I think there's also c) .NET Core is OSS, and has had a lot of contributions from the community for things that MS themselves didn't prioritize.


Yes, this is an excellent point I forgot. With closed-source, you only get to make perf improvements if your manager decides there's not a more important feature you should be working on instead.


Just a small thing, the Roslyn compiler (or any C# compiler) does very few optimisations, see https://blogs.msdn.microsoft.com/ericlippert/2009/06/11/what... for some details.

Almost all of the 'compiler' optimisations are done by the JIT at run-time when it converts the IL code into machine/assembly code


For example, .NET doesn't do escape analysis, though I've read this is less of an issue for .NET than Java because .NET has struct value types instead of everything being a heap-allocated object.

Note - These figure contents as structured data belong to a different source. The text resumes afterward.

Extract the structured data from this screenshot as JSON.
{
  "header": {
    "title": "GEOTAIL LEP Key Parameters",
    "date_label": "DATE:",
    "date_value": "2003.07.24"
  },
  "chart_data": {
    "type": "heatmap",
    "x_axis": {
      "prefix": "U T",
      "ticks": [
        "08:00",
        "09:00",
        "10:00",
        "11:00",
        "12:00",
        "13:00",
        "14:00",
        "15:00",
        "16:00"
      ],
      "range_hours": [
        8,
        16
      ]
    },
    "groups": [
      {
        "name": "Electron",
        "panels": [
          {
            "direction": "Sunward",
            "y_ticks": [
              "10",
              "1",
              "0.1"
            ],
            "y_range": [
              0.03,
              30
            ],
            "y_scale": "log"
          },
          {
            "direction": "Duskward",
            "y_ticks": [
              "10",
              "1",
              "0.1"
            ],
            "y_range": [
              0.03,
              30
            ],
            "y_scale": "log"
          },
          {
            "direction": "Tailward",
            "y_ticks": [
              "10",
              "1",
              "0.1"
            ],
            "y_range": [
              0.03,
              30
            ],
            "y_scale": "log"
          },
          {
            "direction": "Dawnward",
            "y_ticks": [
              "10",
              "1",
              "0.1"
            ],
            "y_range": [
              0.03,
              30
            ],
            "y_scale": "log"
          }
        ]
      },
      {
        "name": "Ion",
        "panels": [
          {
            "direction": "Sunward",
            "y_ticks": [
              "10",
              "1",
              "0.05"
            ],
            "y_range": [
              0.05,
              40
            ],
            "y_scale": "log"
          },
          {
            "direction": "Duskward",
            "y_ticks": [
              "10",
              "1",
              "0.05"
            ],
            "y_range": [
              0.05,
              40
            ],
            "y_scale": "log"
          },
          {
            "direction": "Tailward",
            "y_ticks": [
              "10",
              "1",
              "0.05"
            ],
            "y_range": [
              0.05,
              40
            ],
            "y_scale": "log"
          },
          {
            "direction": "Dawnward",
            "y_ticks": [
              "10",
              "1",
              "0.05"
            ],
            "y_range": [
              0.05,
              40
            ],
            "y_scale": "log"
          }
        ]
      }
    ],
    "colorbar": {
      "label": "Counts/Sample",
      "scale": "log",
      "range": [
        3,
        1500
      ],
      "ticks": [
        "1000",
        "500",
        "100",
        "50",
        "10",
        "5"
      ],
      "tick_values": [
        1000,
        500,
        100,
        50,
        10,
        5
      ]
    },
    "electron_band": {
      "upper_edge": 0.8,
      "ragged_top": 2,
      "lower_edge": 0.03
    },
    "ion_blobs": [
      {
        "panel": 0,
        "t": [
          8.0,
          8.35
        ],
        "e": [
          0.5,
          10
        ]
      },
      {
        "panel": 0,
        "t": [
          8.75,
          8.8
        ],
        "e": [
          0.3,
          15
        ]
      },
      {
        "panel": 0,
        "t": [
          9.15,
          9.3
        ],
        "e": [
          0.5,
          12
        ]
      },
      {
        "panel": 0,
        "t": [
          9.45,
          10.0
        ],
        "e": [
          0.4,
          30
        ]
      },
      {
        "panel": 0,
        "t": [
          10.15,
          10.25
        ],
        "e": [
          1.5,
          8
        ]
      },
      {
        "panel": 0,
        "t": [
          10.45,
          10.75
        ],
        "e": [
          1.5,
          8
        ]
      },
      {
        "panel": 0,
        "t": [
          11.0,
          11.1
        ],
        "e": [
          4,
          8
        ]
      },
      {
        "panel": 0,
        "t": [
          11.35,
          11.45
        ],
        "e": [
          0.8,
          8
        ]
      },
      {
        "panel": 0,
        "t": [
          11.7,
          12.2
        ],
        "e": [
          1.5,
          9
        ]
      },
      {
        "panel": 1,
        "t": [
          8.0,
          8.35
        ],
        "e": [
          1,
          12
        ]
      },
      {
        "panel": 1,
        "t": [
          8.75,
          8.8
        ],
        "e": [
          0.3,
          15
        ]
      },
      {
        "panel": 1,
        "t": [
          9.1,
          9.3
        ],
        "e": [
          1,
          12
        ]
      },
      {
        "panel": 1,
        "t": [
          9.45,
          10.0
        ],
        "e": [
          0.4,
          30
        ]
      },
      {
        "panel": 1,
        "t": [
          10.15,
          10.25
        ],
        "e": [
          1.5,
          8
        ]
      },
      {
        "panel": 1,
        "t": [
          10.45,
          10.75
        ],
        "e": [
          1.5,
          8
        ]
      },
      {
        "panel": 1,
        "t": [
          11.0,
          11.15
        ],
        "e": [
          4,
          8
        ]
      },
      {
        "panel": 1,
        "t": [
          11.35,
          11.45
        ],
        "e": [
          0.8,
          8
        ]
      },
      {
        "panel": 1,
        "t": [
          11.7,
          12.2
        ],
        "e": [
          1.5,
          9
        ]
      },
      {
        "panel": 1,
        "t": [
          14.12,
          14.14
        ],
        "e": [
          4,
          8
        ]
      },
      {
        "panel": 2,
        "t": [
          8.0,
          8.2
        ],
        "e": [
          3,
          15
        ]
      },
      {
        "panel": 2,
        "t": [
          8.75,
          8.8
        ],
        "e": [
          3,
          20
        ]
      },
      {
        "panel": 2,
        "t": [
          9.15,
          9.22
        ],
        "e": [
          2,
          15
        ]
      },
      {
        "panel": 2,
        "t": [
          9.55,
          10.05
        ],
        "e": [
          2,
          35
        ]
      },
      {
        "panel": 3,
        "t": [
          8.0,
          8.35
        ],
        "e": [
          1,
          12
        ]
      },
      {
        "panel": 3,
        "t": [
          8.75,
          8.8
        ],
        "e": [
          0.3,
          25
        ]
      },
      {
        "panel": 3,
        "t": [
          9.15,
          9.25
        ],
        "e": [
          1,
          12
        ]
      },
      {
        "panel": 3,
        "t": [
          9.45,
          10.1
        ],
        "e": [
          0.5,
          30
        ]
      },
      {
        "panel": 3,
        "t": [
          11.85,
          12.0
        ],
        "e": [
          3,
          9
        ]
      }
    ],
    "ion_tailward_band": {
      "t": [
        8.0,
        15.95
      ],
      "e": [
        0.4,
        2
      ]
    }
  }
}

https://news.ycombinator.com/item?id=16225696


It is, but I wonder what they're measuring on Y-axis. I just says `(actual values omitted)`.


Seems like it's also offset (e.g. Y starts above zero).

>... the final precipitous drop (on June 2) is the deployment of .NET Core 2.1! That is a 34% improvement ...

If so, that graph seems to be deliberately misleading.


It says "The Y axis is the latency (actual values omitted)". I, too, wish they had shared the actual values, though.


Its latency


In what? Bananas per second? No value on the axis means we don't know what _exactly_ is being measured, or have an idea about the overall state. They say 37% improvement but that's largely meaningless. 37% improvement of what?

If latency is 1 minute and they've shaved 22 seconds off (37%), neat. But it's still bad.

If anything, the deliberate omission of scale on that Y axis is really disturbing.


It's in milliseconds. I'm going to update the post and add that note, but omitting values was a business decision, sorry.